Adalah harga mati bahwa pendidikan merupakan investasi jangka panjang tertingi. Fondasi suatu bangsa yang hasilnya baru bisa dinikmati beberapa dekade ke depan. Kita semua tahu dengan pendidikan, peradaban suatu bangsa akan terangkat. Bukan hanya infrastruktur, perekonomian bangsa juga akan terangkat dan berkembang. Maka, betapa ironinya jika ada suatu bangsa yang masih mencampakkan dunia pendidikan.
Pendidikan seharusnya sudah bisa dinikmati oleh siapapun dan kalangan manapun, mulai dari masyarakat finansial ke atas, tengah, ataupun bawah. Sudah menjadi kewajiban pemerintah untuk memberikan yang terbaik dan meningkatkan taraf hidup rakyatnya. Program wajib belajar 9 tahun dicanangkan sebagai bentuk pencitraan pentingnya pendidikan. Namun, program ini tidak diimbangi dengan keterjangkauannya yang tidak dapat dicapai oleh masyarakat kecil.
Di tengah tingginya apresiasi masyarakat terhadap pentingnya pendidikan, nampaknya direspon oleh institusi-institusi pendidikan dengan semangat kapitalistik. Seolah-olah negeri yang dibangun dengan uang rakyat ini dijadikan aset atau mesin uang. Pendidikan di negeri ini dijadikan komoditas dagang. Hanya orang-orang yang memiliki uang banyak yang dapat menikmati pendidikan layak. Hal ini menyebabkan masyarakat kecil hanya bisa menyekolahkan anak mereka di sekolah yang murah dengan kualitas rendah. Karena sekolah favorit memerlukan biaya yang cukup besar. Itulah negeri ini “harga banyak kualitas layak, harga murah kualitaspun rendah”.
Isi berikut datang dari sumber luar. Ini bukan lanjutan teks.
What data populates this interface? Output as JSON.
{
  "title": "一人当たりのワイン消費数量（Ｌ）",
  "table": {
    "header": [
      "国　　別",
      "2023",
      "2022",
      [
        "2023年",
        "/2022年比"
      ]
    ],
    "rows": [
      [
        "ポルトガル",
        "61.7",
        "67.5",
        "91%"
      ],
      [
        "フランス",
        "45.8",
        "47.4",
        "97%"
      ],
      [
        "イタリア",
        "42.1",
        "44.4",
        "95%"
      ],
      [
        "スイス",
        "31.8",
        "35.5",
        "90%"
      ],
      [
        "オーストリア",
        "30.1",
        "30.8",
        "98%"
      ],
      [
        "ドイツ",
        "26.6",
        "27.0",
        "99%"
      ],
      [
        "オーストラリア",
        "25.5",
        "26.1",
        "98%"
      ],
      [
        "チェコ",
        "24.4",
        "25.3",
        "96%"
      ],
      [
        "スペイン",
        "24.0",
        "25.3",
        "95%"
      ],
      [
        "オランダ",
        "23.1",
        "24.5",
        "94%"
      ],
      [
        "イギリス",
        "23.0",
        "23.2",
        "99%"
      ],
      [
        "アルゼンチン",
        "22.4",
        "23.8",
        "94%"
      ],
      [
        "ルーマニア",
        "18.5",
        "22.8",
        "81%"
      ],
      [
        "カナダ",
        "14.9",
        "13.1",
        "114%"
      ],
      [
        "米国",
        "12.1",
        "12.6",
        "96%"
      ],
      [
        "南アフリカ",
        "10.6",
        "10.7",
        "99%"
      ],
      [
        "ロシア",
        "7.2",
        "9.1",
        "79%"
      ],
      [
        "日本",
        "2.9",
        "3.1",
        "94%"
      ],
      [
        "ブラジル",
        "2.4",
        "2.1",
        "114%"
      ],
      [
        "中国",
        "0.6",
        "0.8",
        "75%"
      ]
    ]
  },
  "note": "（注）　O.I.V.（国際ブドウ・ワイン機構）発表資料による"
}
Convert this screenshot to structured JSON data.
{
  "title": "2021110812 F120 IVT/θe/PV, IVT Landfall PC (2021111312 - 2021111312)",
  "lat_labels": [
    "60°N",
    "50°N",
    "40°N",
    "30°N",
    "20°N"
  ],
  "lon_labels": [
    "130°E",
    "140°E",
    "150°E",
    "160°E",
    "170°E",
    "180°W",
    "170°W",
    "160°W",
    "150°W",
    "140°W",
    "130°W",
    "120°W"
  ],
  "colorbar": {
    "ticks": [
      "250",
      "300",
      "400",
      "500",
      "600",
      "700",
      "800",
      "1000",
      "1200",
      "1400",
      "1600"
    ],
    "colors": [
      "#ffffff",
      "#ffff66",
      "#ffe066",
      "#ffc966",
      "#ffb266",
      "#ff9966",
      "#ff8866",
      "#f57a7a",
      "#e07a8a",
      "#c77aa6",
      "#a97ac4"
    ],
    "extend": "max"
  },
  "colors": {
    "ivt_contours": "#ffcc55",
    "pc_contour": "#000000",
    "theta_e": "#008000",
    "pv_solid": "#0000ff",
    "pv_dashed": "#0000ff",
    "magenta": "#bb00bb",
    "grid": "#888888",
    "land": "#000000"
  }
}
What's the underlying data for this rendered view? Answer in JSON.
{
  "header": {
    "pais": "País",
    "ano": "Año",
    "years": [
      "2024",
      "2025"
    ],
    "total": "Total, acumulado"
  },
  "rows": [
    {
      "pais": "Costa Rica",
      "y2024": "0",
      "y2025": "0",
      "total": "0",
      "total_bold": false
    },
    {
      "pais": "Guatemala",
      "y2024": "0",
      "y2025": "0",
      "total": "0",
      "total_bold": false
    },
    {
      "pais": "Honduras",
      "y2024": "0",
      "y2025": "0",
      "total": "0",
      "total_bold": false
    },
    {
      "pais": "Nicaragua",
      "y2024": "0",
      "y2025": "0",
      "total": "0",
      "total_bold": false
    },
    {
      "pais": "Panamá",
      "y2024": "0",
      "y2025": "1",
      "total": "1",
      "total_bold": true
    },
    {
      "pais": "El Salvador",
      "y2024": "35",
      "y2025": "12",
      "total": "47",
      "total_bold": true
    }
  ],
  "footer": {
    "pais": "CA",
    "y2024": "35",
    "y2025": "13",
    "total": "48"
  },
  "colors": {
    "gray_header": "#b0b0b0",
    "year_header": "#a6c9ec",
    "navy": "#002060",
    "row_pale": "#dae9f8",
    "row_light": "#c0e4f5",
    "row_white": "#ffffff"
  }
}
Komersialisasi pendidikan telah menjadi hal yang lumrah di negeri ini. Subsidi dana BOS untuk SD dan SMP memang telah membebaskan rakyat dari biaya operasional. Tapi buku dan seragamnya? Kenapa justru menjadi semakin tambah banyak dan mahal? Itu hanya sederetan contoh kecil, belum lagi dengan UU BHP. Bagaimana mungkin institusi pendidikan di privatisasi? Walaupun UU BHP telah dibatalkan, namun nampaknya privatisasi pendidikan di negeri ini akan terus ada.
Privatisasi pendidikan tentu saja akan melepaskan negara dari tanggung jawabnya untuk memenuhi kebutuhan dasar warga negaranya yaitu pendidikan. Dampak yang akan langsung terlihat adalah berkurangnya subsidi pendidikan, sehingga biaya pendidikan akan semakin mahal, sehingga biaya pendidikan akan semakin mahal. Dengan kondisi ini, tidak menutup kemungkinan pendidikan (tinggi) hanya akan menjadi sebuah khayalan bagi sebagian besar warganegara negeri ini. Akibatnya, presentase rakyat yang bodoh semakin tinggi, lalu dimanakah peran pemerintah?
Alangkah malangnya negeri ini, bukan hanya komersialisasi dan tingginya harga pendidikan. Tapi di tengah itu semua masih saja ada yang tidak peduli bahkan hilang akal sehatnya dengan melakukan tindak korupsi. Amanat undang-undang untuk menganggarkan 20 % APBN hanya terealisasikan 10,5 %. Padahal secara cermat alokasi 20 % APBN dapat mengatasi biaya pendidikan yang mahal. Tak bisakah mereka melihat, betapa banyak yang sengsara karena mereka.
Sebuah potret buram dunia pendidikan. Sungguh alangkah malang negeri ini,semoga secercah cahaya itu datang.